Colombia no puede seguir entrando en la inercia de pregonar democracia y apertura en el debate, pero que cuando se expresan ideas diferentes, aunque no necesariamente encontradas con las del indefinible y mal denominado progresismo moderno, entonces sean rechazadas o satanizadas como polarizadoras e inadmisibles, sin sopesar su virtud en función del deber ser, el sentido común, la ética o la moral media que requiere toda sociedad para poder avanzar en el difícil sendero del desarrollo.
Vivimos en la era del conocimiento donde el internet y la conectividad representan el factor de equidad más grande que haya visto la historia de civilización alguna, vivimos en la era donde los dogmas han sido desplazados por el conocimiento de la naturaleza, y así como no podemos permitirnos que un solo niño sufra de por vida de pobreza intelectual a causa de desnutrición, violencia intrafamiliar o inseguridad física,
el maestro no puede enseñar valores si no está debidamente calificado y reconocido, y menos si su ideología está predeterminada.
La nación colombiana precisa de un sistema que forme mejor y dignifique a los educadores, para que sus pupilos puedan triunfar en la vida, un sistema que los califique para poder garantizar que el docente cumple su propósito formativo, cuando no se le rajan los alumnos.
No se le puede pedir al uniformado que defienda el deber ser, cuando quienes ostentan el poder premian a los delincuentes y a las organizaciones criminales, dándoles espacios primordiales dentro de la escala social del poder político y dirigencial.
De la misma forma, no podemos pedirle a la rama judicial que obre con justicia, cuando está politizado e ideologizado el sistema que rige su estructura.
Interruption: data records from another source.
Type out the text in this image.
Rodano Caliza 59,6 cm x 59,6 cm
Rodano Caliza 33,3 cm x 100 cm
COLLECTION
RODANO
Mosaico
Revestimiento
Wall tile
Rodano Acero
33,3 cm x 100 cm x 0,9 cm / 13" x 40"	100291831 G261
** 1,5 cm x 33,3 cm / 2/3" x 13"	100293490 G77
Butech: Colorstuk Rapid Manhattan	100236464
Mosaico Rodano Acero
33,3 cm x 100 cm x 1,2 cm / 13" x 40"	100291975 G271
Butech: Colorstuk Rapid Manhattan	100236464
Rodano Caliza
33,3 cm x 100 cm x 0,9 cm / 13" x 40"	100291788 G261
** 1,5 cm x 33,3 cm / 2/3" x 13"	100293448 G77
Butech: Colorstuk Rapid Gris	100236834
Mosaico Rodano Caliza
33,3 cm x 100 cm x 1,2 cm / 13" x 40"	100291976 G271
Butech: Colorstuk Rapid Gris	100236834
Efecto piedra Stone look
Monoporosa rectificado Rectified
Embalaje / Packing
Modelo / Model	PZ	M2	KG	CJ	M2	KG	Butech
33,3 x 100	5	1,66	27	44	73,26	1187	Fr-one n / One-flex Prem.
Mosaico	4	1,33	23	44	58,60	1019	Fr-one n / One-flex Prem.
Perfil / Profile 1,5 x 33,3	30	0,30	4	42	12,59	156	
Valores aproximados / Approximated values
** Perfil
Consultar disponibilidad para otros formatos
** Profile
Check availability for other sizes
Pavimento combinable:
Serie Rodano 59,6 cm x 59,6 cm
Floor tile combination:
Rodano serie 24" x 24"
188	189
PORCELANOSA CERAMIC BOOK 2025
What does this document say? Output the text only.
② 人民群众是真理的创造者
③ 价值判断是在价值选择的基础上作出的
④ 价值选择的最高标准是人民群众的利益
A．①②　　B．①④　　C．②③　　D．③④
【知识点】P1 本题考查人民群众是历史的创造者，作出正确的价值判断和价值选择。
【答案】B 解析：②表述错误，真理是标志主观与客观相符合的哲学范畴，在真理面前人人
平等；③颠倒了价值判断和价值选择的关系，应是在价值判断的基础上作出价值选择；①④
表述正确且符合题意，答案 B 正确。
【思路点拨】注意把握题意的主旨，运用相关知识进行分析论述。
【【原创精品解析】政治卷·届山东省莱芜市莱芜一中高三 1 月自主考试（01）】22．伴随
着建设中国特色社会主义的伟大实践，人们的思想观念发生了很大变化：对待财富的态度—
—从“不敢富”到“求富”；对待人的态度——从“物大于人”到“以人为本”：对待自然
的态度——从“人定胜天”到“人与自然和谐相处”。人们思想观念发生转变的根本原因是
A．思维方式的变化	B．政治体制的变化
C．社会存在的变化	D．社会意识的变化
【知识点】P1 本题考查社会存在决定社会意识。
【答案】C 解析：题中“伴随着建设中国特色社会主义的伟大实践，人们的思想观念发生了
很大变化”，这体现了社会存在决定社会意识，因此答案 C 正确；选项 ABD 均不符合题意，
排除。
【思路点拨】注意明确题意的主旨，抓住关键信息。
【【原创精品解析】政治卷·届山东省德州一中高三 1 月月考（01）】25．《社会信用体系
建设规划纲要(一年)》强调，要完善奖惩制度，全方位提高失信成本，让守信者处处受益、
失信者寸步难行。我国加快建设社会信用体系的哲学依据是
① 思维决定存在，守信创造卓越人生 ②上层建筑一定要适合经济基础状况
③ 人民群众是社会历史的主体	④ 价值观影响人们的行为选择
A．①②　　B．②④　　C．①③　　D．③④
Para que una nación pueda tener un sistema económico y de relacionamiento social funcional, los jueces tienen que estar capacitada y socialmente reconocida para poder ser ciega, imparcial, ética, honrada e implacable.
Algo anda muy mal en la forma en que, por un lado, ignoramos a quienes se comportan debidamente y cumplen sus obligaciones cívicas, y por otro premiamos con reconocimiento mediático, político y social, a quienes obran por fuera del debido marco del interés general, fundamentados en ideas revolucionarias y no transformacionales como son el odio, la conveniencia individual o la envidia que es el camino más corto al resentimiento.
Debemos ya dejar atrás el modelo del “Estado Cantinero” en el cual con el producido del vicio se financia una educación de baja calidad, y no ir a extrapolarlo a toda otra suerte de actividades ilegales en manos de la clase política nacional.
Es el momento en que el país tiene que pensar a largo plazo y realmente darle el espacio de importancia y reconocimiento que se merecen dentro de las estructuras sociales e invertir en la formación profesional estricta, cualitativa y exigente de los maestros, los uniformados y los jueces, pues es en sus manos donde está jugado el futuro de toda la nación.